Hydrogen is now a key focus in clean energy. Splitting seawater under sunlight to produce hydrogen by photocatalytic technology, which converts solar energy directly into hydrogen energy, is an absolute green hydrogen technology. This study prepared a Z-scheme ternary composite catalyst by loading Ag nanoparticles onto sodium titanate (Na₂Ti₃O₇, NTO) nanowires, and compounding NTO with graphite phase carbon nitride (g-C₃N₄) semiconductors to form heterojunctions.
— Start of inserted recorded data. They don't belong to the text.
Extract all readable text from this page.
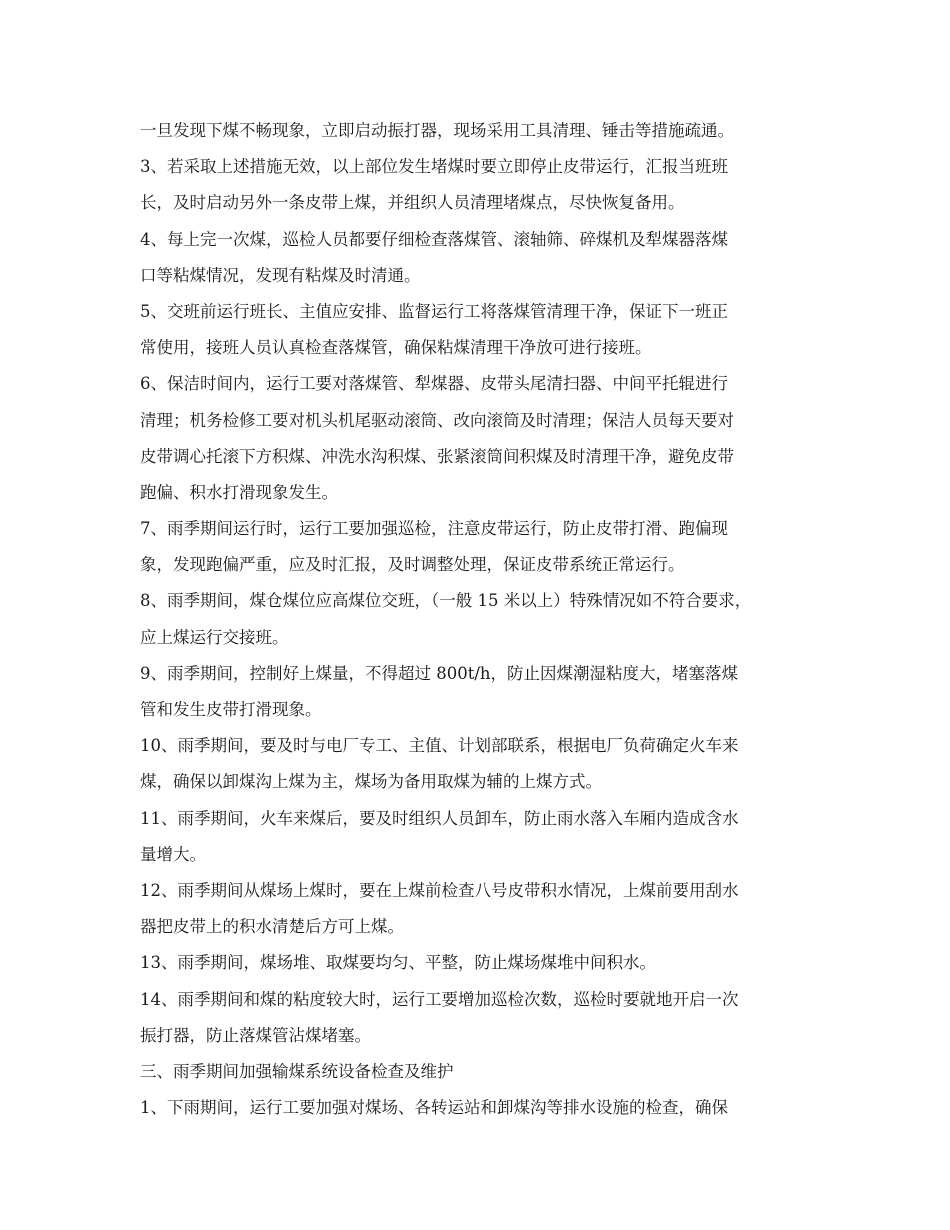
一旦发现下煤不畅现象，立即启动振打器，现场采用工具清理、锤击等措施疏通。
3、若采取上述措施无效，以上部位发生堵煤时要立即停止皮带运行，汇报当班班
长，及时启动另外一条皮带上煤，并组织人员清理堵煤点，尽快恢复备用。
4、每上完一次煤，巡检人员都要仔细检查落煤管、滚轴筛、碎煤机及犁煤器落煤
口等粘煤情况，发现有粘煤及时清通。
5、交班前运行班长、主值应安排、监督运行工将落煤管清理干净，保证下一班正
常使用，接班人员认真检查落煤管，确保粘煤清理干净放可进行接班。
6、保洁时间内，运行工要对落煤管、犁煤器、皮带头尾清扫器、中间平托辊进行
清理；机务检修工要对机头机尾驱动滚筒、改向滚筒及时清理；保洁人员每天要对
皮带调心托滚下方积煤、冲洗水沟积煤、张紧滚筒间积煤及时清理干净，避免皮带
跑偏、积水打滑现象发生。
7、雨季期间运行时，运行工要加强巡检，注意皮带运行，防止皮带打滑、跑偏现
象，发现跑偏严重，应及时汇报，及时调整处理，保证皮带系统正常运行。
8、雨季期间，煤仓煤位应高煤位交班，（一般 15 米以上）特殊情况如不符合要求，
应上煤运行交接班。
9、雨季期间，控制好上煤量，不得超过 800t/h，防止因煤潮湿粘度大，堵塞落煤
管和发生皮带打滑现象。
10、雨季期间，要及时与电厂专工、主值、计划部联系，根据电厂负荷确定火车来
煤，确保以卸煤沟上煤为主，煤场为备用取煤为辅的上煤方式。
11、雨季期间，火车来煤后，要及时组织人员卸车，防止雨水落入车厢内造成含水
量增大。
12、雨季期间从煤场上煤时，要在上煤前检查八号皮带积水情况，上煤前要用刮水
器把皮带上的积水清楚后方可上煤。
13、雨季期间，煤场堆、取煤要均匀、平整，防止煤场煤堆中间积水。
14、雨季期间和煤的粘度较大时，运行工要增加巡检次数，巡检时要就地开启一次
振打器，防止落煤管沾煤堵塞。
三、雨季期间加强输煤系统设备检查及维护
1、下雨期间，运行工要加强对煤场、各转运站和卸煤沟等排水设施的检查，确保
The catalyst was further fabricated into a self-supporting membrane, which provides a valuable exploration for the manufacturing of panel-type hydrogen production reactors, and enables large-scale photocatalytic hydrogen production. g-C₃N₄ was dissolved in NTO/Ag solution, followed by a hydrothermal reaction at 130^ C for 24 h to prepare TiO₂/Ag/g-C₃N₄. The hydrogen production efficiency of the TiO₂/Ag (2%) /g-C₃N₄ powder under visible light is approximately 365 mol/ (g h). The short nanorod structure of TiO₂/Ag/g-C₃N₄ makes fabricating a self-supporting membrane of TiO₂/Ag/g-C₃N₄ difficult. P25 powder, Ag nanoparticles and g-C₃N₄ were added to a strongly alkaline NaOH solution, followed by a hydrothermal reaction at 130^ C for 24 h to prepare NTO/Ag/g-C₃N₄. The hydrogen production efficiency of the NTO/Ag (2%) /g-C₃N₄ powder under visible light is approximately 660 mol/ (g h), and the hydrogen production efficiency of the NTO/Ag (5%) /g-C₃N₄ powder reaches 1168 mol/ (g h), both of which are much higher than that of the TiO₂/Ag (2%) /g-C₃N₄ powder. The catalytic efficiency increases with the increase of the Ag content. After suction filtration and freeze-drying, a sturdy self-supporting membrane of NTO/Ag/ g-C₃N₄ was prepared. After the 3-hour hydrogen production reaction, the self-supporting membrane still maintains its original morphology, without hydrolysis or decomposition. The enhancement of the photocatalytic performance of NTO/Ag/g-C₃N₄ is mainly attributed to the construction of the Z-scheme multi-dimensional heterostructure, in which zero-dimensional Ag nanoparticles decorated on the surface of NTO nanowires not only act as electron mediators for the formation of Z-scheme between NTO and g-C₃N₄, but also provide hot electrons due to their plasma effect, while g-C₃N₄ is non-toxic, environmentally friendly, and possesses high visible light response capability, which improves both the visible light absorption range and intensity.